Kofi Annan’s Son Got Checks for Years
The tissue of lies surrounding Kofi Annan’s involvement in the monumental Oil-for-Food scam is beginning to tear apart: Firm’s Checks to Annan’s Son Went on for Years-UN. (Thanks to all who emailed about this story.)
UNITED NATIONS (Reuters) - The son of U.N. Secretary-General Kofi Annan got monthly payments more than four years longer than was previously known from a Swiss firm that won a lucrative contract under the scandal-ridden U.N. oil-for-food program, the United Nations said on Friday.
Kojo Annan, the U.N. leader’s son, was paid $2,500 monthly — a total of $125,000 — by Geneva-based Cotecna from the beginning of 2000 through last February, as part of an agreement not to compete with Cotecna in West Africa after he left the firm, U.N. chief spokesman Fred Eckhard said.
There have been no specific charges of wrongdoing on the part of the secretary-general in the world body’s December 1998 award to Cotecna of a multimillion-dollar contract to monitor Iraqi imports under the oil-for-food program.

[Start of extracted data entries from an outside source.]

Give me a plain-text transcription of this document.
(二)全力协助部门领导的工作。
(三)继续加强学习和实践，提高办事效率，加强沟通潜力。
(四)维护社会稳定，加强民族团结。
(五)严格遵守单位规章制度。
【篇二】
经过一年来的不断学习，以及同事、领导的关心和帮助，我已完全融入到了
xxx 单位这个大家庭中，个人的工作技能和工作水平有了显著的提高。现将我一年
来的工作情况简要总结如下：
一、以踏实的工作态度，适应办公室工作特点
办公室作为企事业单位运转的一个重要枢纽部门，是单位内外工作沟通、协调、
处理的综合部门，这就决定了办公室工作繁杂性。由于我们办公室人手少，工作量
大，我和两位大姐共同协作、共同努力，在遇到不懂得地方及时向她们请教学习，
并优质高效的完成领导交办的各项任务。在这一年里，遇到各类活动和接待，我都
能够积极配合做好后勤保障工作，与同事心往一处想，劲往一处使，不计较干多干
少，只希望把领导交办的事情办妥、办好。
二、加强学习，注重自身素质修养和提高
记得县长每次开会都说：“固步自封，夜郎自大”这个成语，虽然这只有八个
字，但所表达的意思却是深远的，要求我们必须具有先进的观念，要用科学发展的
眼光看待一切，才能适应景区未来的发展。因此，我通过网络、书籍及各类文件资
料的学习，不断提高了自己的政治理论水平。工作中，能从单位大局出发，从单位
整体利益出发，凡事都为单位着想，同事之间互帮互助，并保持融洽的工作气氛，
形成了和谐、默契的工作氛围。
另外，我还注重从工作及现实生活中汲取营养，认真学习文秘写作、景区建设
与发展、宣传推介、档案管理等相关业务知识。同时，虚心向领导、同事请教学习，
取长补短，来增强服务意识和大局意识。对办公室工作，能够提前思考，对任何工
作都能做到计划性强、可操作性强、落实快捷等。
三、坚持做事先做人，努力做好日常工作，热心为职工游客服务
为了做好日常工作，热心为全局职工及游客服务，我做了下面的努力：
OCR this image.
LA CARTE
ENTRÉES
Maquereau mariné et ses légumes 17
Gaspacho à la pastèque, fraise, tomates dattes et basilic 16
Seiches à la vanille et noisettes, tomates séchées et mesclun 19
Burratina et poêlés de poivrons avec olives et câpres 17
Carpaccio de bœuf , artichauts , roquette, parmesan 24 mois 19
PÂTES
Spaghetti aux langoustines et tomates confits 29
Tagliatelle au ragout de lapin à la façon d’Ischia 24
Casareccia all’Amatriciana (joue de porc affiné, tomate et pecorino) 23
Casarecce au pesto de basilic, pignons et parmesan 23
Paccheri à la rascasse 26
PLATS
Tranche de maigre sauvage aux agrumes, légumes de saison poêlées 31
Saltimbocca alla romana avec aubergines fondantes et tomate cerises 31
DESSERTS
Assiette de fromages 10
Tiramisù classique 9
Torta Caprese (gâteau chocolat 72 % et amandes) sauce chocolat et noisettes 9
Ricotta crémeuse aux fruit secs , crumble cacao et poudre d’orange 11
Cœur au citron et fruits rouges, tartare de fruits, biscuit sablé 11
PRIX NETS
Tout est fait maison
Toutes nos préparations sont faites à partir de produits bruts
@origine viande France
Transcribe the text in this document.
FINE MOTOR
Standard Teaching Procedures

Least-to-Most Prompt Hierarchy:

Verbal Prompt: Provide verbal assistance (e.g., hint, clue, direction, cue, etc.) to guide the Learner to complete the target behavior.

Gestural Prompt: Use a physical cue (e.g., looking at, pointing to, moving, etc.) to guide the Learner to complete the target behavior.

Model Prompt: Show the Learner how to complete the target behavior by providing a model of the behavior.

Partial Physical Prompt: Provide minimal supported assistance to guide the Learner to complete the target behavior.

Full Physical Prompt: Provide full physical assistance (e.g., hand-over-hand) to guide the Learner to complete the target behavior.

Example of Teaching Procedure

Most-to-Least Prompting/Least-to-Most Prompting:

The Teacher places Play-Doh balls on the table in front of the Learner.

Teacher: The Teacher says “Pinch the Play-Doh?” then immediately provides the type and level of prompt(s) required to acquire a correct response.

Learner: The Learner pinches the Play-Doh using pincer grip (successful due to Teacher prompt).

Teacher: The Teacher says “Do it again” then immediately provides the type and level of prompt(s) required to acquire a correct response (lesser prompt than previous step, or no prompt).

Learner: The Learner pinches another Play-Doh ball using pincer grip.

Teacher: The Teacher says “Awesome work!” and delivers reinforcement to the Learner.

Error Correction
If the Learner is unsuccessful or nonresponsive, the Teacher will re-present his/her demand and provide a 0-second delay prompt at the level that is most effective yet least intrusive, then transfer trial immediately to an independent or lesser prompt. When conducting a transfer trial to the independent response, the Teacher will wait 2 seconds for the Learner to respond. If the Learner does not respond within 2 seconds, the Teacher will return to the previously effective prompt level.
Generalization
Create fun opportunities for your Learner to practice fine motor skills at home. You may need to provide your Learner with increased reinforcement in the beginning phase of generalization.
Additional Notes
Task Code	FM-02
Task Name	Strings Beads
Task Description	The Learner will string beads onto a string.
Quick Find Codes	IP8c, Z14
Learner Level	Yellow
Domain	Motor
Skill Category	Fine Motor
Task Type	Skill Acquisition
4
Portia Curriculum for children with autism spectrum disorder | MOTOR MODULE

But the disclosure of the extra years of payments renewed questions about conflicts of interest and left Annan and his staff looking inept in their handling of the matter.
Also see Claudia Rosett’s article in the New York Sun: Annan’s Son Took Payments Through 2004.
One of the next big chapters in the United Nations oil-for-food scandal will involve the family of the secretary-general, Kofi Annan, whose son turns out to have been receiving payments as recently as early this year from a key contractor in the oil-for-food program.
The secretary-general’s son, Kojo Annan, was previously reported to have worked for a Swiss-based company called Cotecna Inspection Services SA, which from 1998-2003 held a lucrative contract with the U.N. to monitor goods arriving in Saddam Hussein’s Iraq under the oil-for-food program. But investigators are now looking into new information suggesting that the younger Annan received far more money over a much longer period, even after his compensation from Cotecna had reportedly ended.
The importance of this story involves not only undisclosed conflicts of interest, but the question of the role of the secretary-general himself, at a time when talk is starting to be heard around the U.N. that it is time for him to resign, and the staff labor union is in open rebellion against “senior management.”
“What other bombshells are out there being hidden from the public and U.N. member governments?” asked an investigator on Rep. Henry Hyde’s International Relations Committee, which has held hearings on oil-for-food.